GİRİŞ
Kurak Günler, Emin Alper’in yönetmenliğini yaptığı 2022 yapımı bir sinema filmidir. Yönetmen Emin Alper politik gerilim filmi Kurak Günler’i Türkiye’deki durumun küçük bir dünyası olarak sahneliyor. Otoriter yapıları ve bu bağlamda gerçekleşen çürümeyi eleştiren Emin Alper, Türkiye’deki son birkaç yılın gerçekten boğucu geçtiğini ve bize birçok yönden ülkenin tamamını hatırlatan küçük kurgusal bir kasaba yaratmak istediğini belirtmiştir. Bu bağlamda ele alacağım filmde, Türkiye’nin son birkaç yılı baz alınarak Max Weber’in otorite ve karizmatik lider kavramları üzerinde durulacaktır.

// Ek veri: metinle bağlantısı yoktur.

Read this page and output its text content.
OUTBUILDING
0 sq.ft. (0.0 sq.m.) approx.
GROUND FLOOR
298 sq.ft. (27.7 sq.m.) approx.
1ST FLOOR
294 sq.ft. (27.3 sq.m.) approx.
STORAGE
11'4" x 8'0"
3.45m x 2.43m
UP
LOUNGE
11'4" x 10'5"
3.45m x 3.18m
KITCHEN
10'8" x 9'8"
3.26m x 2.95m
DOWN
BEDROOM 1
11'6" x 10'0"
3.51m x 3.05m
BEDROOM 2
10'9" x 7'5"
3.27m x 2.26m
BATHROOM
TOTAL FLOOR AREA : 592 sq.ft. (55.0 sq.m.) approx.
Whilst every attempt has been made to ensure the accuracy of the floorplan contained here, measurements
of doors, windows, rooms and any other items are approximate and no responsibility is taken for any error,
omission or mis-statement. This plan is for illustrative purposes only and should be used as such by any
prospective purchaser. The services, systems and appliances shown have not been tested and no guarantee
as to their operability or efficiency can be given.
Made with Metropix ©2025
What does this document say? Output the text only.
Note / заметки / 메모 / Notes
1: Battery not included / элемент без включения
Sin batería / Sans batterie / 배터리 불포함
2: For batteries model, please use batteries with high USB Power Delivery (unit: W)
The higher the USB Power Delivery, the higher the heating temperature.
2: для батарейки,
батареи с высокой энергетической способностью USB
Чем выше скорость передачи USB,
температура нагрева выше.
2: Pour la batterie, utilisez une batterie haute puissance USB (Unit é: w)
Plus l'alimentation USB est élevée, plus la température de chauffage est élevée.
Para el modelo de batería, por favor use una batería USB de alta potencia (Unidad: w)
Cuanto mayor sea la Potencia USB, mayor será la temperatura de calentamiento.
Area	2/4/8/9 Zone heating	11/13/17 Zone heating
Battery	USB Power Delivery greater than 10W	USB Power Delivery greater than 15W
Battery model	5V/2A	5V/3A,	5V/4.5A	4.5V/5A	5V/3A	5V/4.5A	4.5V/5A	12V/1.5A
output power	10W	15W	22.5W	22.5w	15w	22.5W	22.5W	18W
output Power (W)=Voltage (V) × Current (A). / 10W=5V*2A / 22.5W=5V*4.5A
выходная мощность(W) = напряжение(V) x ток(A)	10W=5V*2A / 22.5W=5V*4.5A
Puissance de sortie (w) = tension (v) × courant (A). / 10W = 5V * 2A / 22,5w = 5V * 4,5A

Weberyan Anlamda Türkiye’de Karizmatik Otorite
Geçmişten günümüze tüm insan topluluklarında, insanlar üzerinde tek egemen bir güç olarak bir iktidar olgusu ve bunu kullanan kişi/kişiler daima olmuştur. Weber, insanların iktidara itaat etmelerinin temelinde onu “meşru” görmelerinin yattığını söylemektedir. Bu nedenledir ki; iktidarların sürekliliğinin, ancak kendisine bağlı insan topluluğu tarafından benimsenmesine bağlı olduğunu söylemek mümkündür (Özdemir, 2014:71).
Yunancada bir kimsenin içsel ve manevi güçle donatılmış olması olarak kullanılan karizma kelimesi, daha çok dini manada kullanılmıştır. Weber bu kavramı sosyolojisine uyarlayarak siyasi önderlerin ve askeri komutanların diğer bireylere etki edebilme kabiliyeti şeklinde kullanmıştır. Weber, öncelikle din sosyolojisinde kullandığı karizma kavramını, siyasal liderlerin kendini meşrulaştırmasında bir işaret olarak değerlendirmiştir (İpek, 2021: 74). Bu bağlamda, Türkiye’de siyaset tarihi incelendiğinde genellikle iktidar mücadelesi iki kutup arasında yaşanmaktadır. Bu kutupların bir tarafında Kemalist laikler diğer tarafında ise muhafazakar dindar bir kesim olduğu görülmektedir. Kemalist laiklerin parti liderlerinden ziyade ideolojik bir saf tuttuğu ve kurucu unsurların yolundan giden kitlelere hitap ettiği söylenebilir. Muhafazakar dindar kesimin ise daha çok lider öncülüğünde, dini ve muhafazakar söylemleri terk etmeyen karizmatik lider etrafında birleştiği söylenebilir (İpek, 2021: 70).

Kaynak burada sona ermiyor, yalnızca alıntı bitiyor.